Thursday, February 17, 2011

Collapse of the Yen

In a blog late last year, I asked if we are headed for a yen collapse due to the Japanese government continually printing money and intentionally keeping interest rates low. 

Now, it looks like more and more people are beginning to think that a yen collapse is in the cards. Yesterday morning Dennis Gartman of the Gartman Letter said that the yen is headed for a "Watershed moment."

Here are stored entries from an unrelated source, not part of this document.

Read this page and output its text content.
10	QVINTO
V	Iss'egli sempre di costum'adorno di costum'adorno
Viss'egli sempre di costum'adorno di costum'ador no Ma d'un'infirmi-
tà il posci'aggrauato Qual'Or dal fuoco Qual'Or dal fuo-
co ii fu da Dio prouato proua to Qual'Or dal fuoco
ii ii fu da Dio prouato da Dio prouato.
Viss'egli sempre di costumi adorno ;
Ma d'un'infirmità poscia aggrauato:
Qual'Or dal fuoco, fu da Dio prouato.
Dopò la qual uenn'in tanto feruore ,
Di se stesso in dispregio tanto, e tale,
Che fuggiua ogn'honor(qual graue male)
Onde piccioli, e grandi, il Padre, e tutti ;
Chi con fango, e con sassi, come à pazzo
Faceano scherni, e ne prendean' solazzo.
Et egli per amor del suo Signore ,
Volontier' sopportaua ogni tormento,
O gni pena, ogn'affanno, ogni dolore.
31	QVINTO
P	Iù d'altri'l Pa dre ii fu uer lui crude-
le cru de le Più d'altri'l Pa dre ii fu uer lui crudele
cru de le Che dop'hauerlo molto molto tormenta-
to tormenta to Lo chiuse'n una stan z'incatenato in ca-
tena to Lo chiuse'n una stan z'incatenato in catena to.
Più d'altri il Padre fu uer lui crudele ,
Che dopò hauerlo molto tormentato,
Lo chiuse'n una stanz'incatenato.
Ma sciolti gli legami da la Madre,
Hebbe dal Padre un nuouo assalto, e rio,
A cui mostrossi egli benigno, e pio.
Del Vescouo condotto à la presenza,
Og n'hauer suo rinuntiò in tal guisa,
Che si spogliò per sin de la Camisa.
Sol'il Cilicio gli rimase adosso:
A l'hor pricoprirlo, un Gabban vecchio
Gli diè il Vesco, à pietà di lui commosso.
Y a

The Business Insider writes that Dennis Gartman has shorted the Japanese Yen:

The Yen is about to weaken quite sharply and we are on the verge of adding to what is already a rather sizeable position on our part wherein we are long of Canadian and Australian dollars and we are short of the Yen

Gartman continues:
We are long of “commodity” currencies, which in the current world of rising commodity prices is where we should be, whilst we are short of the industrialised nation most seriously hurt by rising commodity prices, Japan.
We are now more and more convinced that we shall not see the likes of 80-81 Yen/dollar again in a very, very long while... if ever. Nor shall we see the likes of 79-80 Yen/C$, nor the likes of 72-73 Yen/A$, for the demographics are so terribly skewed against Japan, and the fiscal circumstances are even more so, that we can readily imagine the Yen trading back to “par” in all “dollar” instances. That is, we can readily imagine, over the course of the next several years, the Yen trading “par” vs. the US, the Canadian and the Australian dollars and that we shall do well to position ourselves accordingly.

Basically, what that means is that Gartman thinks we are headed back to the ¥100 to $1.00 (USD) parity very soon.

The Wall Street Journal also wrote in January that they were expecting a Japanese Yen decline.  I hope you have food and water stored up and own some gold and silver.


Anonymous said...

That's great news! The weak yen will allow for more exports and higher profits abroad.

mike in tokyo rogers said...

Is it great news? I don't think grocery bills and gas bills going up by 15% is good news for most people.

Andy "In Japan" said...

If a 15% decline in value is great news, then a 99% decline in value would be the most fantastic event ever for Japan. Yes, they would find their savings wiped out and the cost of everything would skyrocket beyond their means to pay, but at least the exporters would do well.

PS: I hacked into Anonymous' Google account and his last name is Bernanke.